Spaniens Olivenölproduktion könnte auf 1,7 Milliarden kg steigen und Preise 2027 entlasten
Spaniens Olivenölproduktion könnte in der kommenden Ernte von knapp 1,3 Milliarden kg auf 1,5 bis 1,7 Milliarden kg steigen. Von OKDIARIO befragte Produzenten erwarten 2027 niedrigere Verbraucherpreise und eine stärkere Stellung Spaniens am Weltmarkt.
Spanische Produktion soll sich erholen
Spaniens Olivenölwirtschaft rechnet in der kommenden Kampagne mit einer deutlichen Erholung der Produktion, die 2027 niedrigere Verbraucherpreise ermöglichen könnte. Von OKDIARIO befragte Erzeuger erwarten 1,5 bis 1,7 Milliarden kg nach knapp 1,3 Milliarden kg in der laufenden Ernte. Am oberen Ende der Prognose entspräche dies einem Zuwachs von rund 400 Millionen kg.
Die optimistischsten Schätzungen gehen laut der Publikation von einer Ernte von bis zu 1,7 Milliarden kg aus. Nach einem vergleichsweise kleinen Aufkommen erwarten Branchenquellen eine Verbesserung um 200 bis 400 Millionen kg. Die Produzenten rechnen dadurch mit einer gewissen Entlastung der Preise in spanischen Supermärkten. Eine konkrete Preisprognose enthält das Ausgangsmaterial jedoch nicht.

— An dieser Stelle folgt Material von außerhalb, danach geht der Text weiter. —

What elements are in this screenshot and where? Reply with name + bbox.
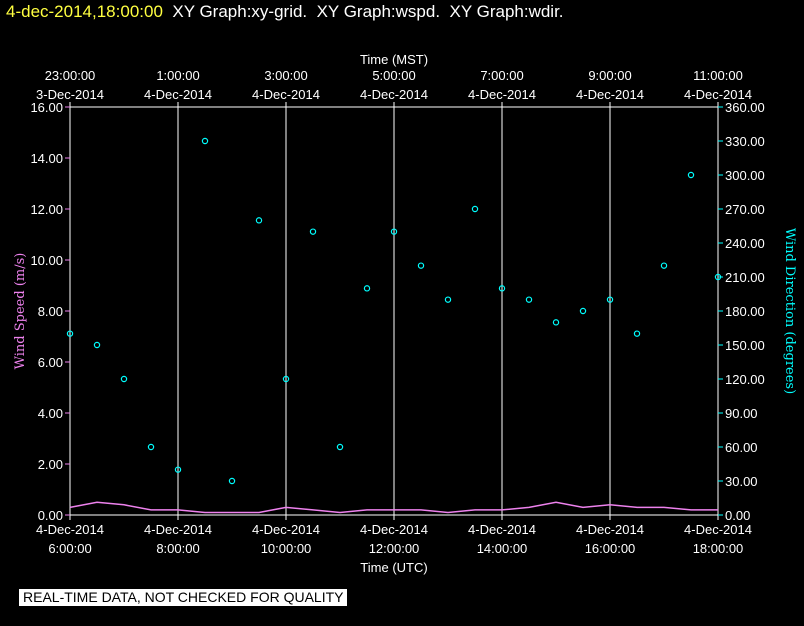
y-left-tick-label: 4.00: [38, 406, 63, 421]
bottom-axis-title: Time (UTC): [360, 560, 427, 575]
x-tick-label-date: 4-Dec-2014: [360, 522, 428, 537]
data-point-wdir: [228, 477, 236, 485]
data-point-wdir: [606, 296, 614, 303]
y-left-axis-title: Wind Speed (m/s): [13, 253, 28, 370]
x-tick-label-date: 4-Dec-2014: [468, 522, 536, 537]
y-left-tick-label: 16.00: [30, 100, 63, 115]
x-tick-label-time: 8:00:00: [156, 541, 199, 556]
top-axis-title: Time (MST): [360, 52, 428, 67]
x-tick-label-date: 4-Dec-2014: [576, 522, 644, 537]
top-tick-label-time: 23:00:00: [45, 68, 96, 83]
top-tick-label-date: 4-Dec-2014: [144, 87, 212, 102]
top-tick-label-time: 3:00:00: [264, 68, 307, 83]
top-tick-label-time: 9:00:00: [588, 68, 631, 83]
y-right-tick-label: 120.00: [725, 372, 765, 387]
y-left-tick-label: 14.00: [30, 151, 63, 166]
data-point-wdir: [633, 330, 641, 337]
y-right-tick-label: 180.00: [725, 304, 765, 319]
y-right-tick-label: 300.00: [725, 168, 765, 183]
x-tick-label-time: 14:00:00: [477, 541, 528, 556]
y-right-tick-label: 330.00: [725, 134, 765, 149]
data-point-wdir: [552, 319, 560, 326]
data-point-wdir: [336, 443, 344, 451]
data-point-wdir: [93, 341, 101, 349]
x-tick-label-time: 18:00:00: [693, 541, 744, 556]
timestamp: 4-dec-2014,18:00:00: [6, 2, 163, 21]
x-tick-label-date: 4-Dec-2014: [252, 522, 320, 537]
y-right-tick-label: 360.00: [725, 100, 765, 115]
data-point-wdir: [66, 330, 74, 337]
top-tick-label-date: 4-Dec-2014: [576, 87, 644, 102]
data-point-wdir: [525, 296, 533, 303]
data-point-wdir: [417, 262, 425, 269]
top-tick-label-time: 5:00:00: [372, 68, 415, 83]
data-point-wdir: [579, 307, 587, 315]
data-point-wdir: [471, 205, 479, 213]
x-tick-label-time: 6:00:00: [48, 541, 91, 556]
data-point-wdir: [498, 285, 506, 292]
data-point-wdir: [120, 375, 128, 383]
data-point-wdir: [309, 228, 317, 235]
data-point-wdir: [714, 273, 722, 281]
y-left-tick-label: 2.00: [38, 457, 63, 472]
x-tick-label-time: 16:00:00: [585, 541, 636, 556]
quality-notice: REAL-TIME DATA, NOT CHECKED FOR QUALITY: [19, 589, 348, 606]
data-point-wdir: [390, 228, 398, 235]
data-point-wdir: [363, 285, 371, 292]
top-tick-label-time: 7:00:00: [480, 68, 523, 83]
top-tick-label-date: 4-Dec-2014: [684, 87, 752, 102]
chart-header: 4-dec-2014,18:00:00 XY Graph:xy-grid. XY…: [6, 2, 564, 22]
graph-titles: XY Graph:xy-grid. XY Graph:wspd. XY Grap…: [162, 2, 564, 21]
y-left-tick-label: 6.00: [38, 355, 63, 370]
y-right-tick-label: 210.00: [725, 270, 765, 285]
top-tick-label-date: 4-Dec-2014: [360, 87, 428, 102]
x-tick-label-date: 4-Dec-2014: [36, 522, 104, 537]
data-point-wdir: [444, 296, 452, 303]
y-right-tick-label: 30.00: [725, 474, 758, 489]
top-tick-label-time: 1:00:00: [156, 68, 199, 83]
x-tick-label-time: 12:00:00: [369, 541, 420, 556]
y-left-tick-label: 8.00: [38, 304, 63, 319]
data-point-wdir: [174, 466, 182, 473]
top-tick-label-date: 3-Dec-2014: [36, 87, 104, 102]
x-tick-label-time: 10:00:00: [261, 541, 312, 556]
y-left-tick-label: 12.00: [30, 202, 63, 217]
top-tick-label-date: 4-Dec-2014: [252, 87, 320, 102]
y-right-tick-label: 60.00: [725, 440, 758, 455]
data-point-wdir: [255, 217, 263, 224]
y-right-tick-label: 150.00: [725, 338, 765, 353]
y-right-tick-label: 270.00: [725, 202, 765, 217]
data-point-wdir: [282, 375, 290, 383]
y-right-tick-label: 0.00: [725, 508, 750, 523]
y-left-tick-label: 10.00: [30, 253, 63, 268]
x-tick-label-date: 4-Dec-2014: [144, 522, 212, 537]
y-left-tick-label: 0.00: [38, 508, 63, 523]
top-tick-label-date: 4-Dec-2014: [468, 87, 536, 102]
y-right-tick-label: 90.00: [725, 406, 758, 421]
y-right-axis-title: Wind Direction (degrees): [782, 228, 797, 394]
series-line-wspd: [69, 501, 718, 514]
x-tick-label-date: 4-Dec-2014: [684, 522, 752, 537]
y-right-tick-label: 240.00: [725, 236, 765, 251]
data-point-wdir: [201, 137, 209, 145]
top-tick-label-time: 11:00:00: [693, 68, 743, 83]
data-point-wdir: [660, 262, 668, 269]
data-point-wdir: [687, 171, 695, 179]
data-point-wdir: [147, 443, 155, 451]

Die Erholung beruht nach Angaben der Produzenten auf dem zyklischen Charakter der Olivenproduktion. Starke spanische Kampagnen können mit schwächeren Ernten anderer Mittelmeerlieferanten zusammenfallen. Dieses Muster könnte Spaniens Stellung als weltweit führender Produzent festigen, während mehrere Wettbewerber weniger Öl an den internationalen Markt liefern.

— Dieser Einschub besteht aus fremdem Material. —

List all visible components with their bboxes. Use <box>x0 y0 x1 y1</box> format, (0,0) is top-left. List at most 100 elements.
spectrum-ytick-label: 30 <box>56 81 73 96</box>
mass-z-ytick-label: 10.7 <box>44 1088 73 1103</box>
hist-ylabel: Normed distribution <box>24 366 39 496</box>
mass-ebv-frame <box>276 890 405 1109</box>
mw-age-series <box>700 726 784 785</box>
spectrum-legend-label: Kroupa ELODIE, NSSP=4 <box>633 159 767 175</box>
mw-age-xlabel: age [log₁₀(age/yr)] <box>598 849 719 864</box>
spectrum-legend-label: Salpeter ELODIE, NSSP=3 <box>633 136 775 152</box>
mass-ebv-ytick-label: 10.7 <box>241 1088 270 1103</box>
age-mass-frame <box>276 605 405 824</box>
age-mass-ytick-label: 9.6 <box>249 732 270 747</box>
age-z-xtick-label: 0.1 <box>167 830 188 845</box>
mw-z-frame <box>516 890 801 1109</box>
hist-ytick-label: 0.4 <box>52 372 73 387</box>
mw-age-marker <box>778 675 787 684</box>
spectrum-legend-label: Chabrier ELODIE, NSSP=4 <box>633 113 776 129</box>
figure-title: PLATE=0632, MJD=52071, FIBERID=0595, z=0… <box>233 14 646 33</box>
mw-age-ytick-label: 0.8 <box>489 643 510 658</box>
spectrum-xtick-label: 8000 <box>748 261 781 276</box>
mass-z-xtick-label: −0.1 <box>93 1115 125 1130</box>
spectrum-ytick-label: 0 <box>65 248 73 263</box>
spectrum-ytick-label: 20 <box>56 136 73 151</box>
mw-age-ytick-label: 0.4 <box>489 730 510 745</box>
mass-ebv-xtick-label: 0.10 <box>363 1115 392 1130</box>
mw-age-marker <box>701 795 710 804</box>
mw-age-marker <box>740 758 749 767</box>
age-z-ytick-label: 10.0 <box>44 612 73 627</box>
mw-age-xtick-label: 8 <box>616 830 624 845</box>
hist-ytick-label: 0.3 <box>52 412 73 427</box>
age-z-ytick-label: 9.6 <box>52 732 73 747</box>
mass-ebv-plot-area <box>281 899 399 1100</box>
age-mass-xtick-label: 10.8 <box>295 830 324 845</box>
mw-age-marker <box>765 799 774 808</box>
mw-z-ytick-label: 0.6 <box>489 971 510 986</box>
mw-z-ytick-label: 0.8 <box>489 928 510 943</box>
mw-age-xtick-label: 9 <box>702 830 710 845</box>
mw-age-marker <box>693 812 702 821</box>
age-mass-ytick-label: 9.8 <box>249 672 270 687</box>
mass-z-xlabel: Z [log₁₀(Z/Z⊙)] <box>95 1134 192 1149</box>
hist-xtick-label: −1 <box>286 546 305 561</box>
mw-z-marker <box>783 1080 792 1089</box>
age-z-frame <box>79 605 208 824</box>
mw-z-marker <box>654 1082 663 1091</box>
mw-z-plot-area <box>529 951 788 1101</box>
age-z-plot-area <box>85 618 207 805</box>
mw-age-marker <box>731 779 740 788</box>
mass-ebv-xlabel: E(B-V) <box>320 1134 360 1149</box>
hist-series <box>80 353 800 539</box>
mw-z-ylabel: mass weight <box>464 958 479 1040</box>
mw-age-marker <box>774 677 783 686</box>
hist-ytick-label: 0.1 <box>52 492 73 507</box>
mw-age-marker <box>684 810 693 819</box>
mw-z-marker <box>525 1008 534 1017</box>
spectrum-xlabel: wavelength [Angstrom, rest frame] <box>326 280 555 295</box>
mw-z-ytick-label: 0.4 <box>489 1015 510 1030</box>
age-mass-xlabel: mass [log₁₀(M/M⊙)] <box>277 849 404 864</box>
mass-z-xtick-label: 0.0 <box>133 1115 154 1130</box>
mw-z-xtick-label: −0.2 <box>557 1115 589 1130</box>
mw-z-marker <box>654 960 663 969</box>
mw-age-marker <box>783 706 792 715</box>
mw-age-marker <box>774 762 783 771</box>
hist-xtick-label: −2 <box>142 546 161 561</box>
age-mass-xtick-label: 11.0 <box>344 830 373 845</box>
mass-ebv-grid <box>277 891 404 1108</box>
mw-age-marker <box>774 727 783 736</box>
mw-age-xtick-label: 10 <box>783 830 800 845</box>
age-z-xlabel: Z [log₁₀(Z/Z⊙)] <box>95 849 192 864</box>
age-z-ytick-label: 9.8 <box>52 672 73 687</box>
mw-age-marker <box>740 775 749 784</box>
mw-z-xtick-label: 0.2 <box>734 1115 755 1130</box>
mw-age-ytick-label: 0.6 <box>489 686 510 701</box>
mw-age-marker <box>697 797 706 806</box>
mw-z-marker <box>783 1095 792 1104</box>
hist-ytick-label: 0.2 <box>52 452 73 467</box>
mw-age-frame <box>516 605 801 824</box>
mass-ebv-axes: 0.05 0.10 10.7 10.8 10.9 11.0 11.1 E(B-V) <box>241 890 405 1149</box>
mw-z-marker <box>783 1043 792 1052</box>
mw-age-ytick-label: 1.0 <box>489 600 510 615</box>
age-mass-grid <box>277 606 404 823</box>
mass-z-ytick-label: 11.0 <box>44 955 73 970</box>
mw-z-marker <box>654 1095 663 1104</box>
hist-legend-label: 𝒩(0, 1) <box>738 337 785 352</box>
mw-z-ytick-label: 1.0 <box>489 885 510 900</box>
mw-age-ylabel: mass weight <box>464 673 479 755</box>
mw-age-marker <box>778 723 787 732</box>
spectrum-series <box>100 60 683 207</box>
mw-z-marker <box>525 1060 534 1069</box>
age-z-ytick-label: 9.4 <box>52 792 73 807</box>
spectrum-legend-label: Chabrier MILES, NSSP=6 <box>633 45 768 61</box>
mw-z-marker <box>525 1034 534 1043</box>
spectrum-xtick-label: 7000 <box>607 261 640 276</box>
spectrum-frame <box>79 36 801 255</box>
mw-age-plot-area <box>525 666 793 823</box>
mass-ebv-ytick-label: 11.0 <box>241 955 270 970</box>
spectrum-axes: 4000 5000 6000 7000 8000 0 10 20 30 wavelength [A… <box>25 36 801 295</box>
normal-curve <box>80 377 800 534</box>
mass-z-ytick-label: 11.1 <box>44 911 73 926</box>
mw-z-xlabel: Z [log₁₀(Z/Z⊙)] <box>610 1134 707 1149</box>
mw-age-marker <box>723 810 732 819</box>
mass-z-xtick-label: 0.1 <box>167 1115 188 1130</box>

Andere Mittelmeerproduzenten erwarten kleinere Ernten
OKDIARIO zufolge könnte Marokkos Produktion im kommenden Jahr auf 100 Millionen kg fallen, 80 Millionen kg weniger als in der laufenden Saison. Für Tunesien wird ein Rückgang von 512 Millionen kg auf etwa 250 bis 300 Millionen kg erwartet. Die Türkei, die in der aktuellen Ernte mehr als 400 Millionen kg produzierte, soll unter 300 Millionen kg bleiben.
Diese Rückgänge würden einen Teil der spanischen Erholung in der Versorgungsbilanz des Mittelmeerraums ausgleichen. Spanien könnte am oberen Ende der Prognose 400 Millionen kg hinzugewinnen, während allein Tunesien 212 bis 262 Millionen kg verlieren könnte. Auch Marokko und die Türkei würden weniger beitragen. Die Zahlen deuten daher eher auf eine Verlagerung der regionalen Produktion nach Spanien als auf einen ähnlich starken Zuwachs des Gesamtangebots dieser vier Länder hin.
Italien befindet sich in einer besonderen Lage. Von OKDIARIO zitierte Quellen erklärten, eine Epidemie habe einen Teil der Olivenbestände im Südosten des Landes zerstört, darunter jahrhundertealte Haine. Die italienische Produktion liegt derzeit bei rund 280 Millionen kg und damit unter dem aktuellen tunesischen Aufkommen sowie der gemeldeten türkischen Ernte. Der Rückgang ermöglichte nordafrikanischen Produzenten einen Aufstieg in der weltweiten Rangliste.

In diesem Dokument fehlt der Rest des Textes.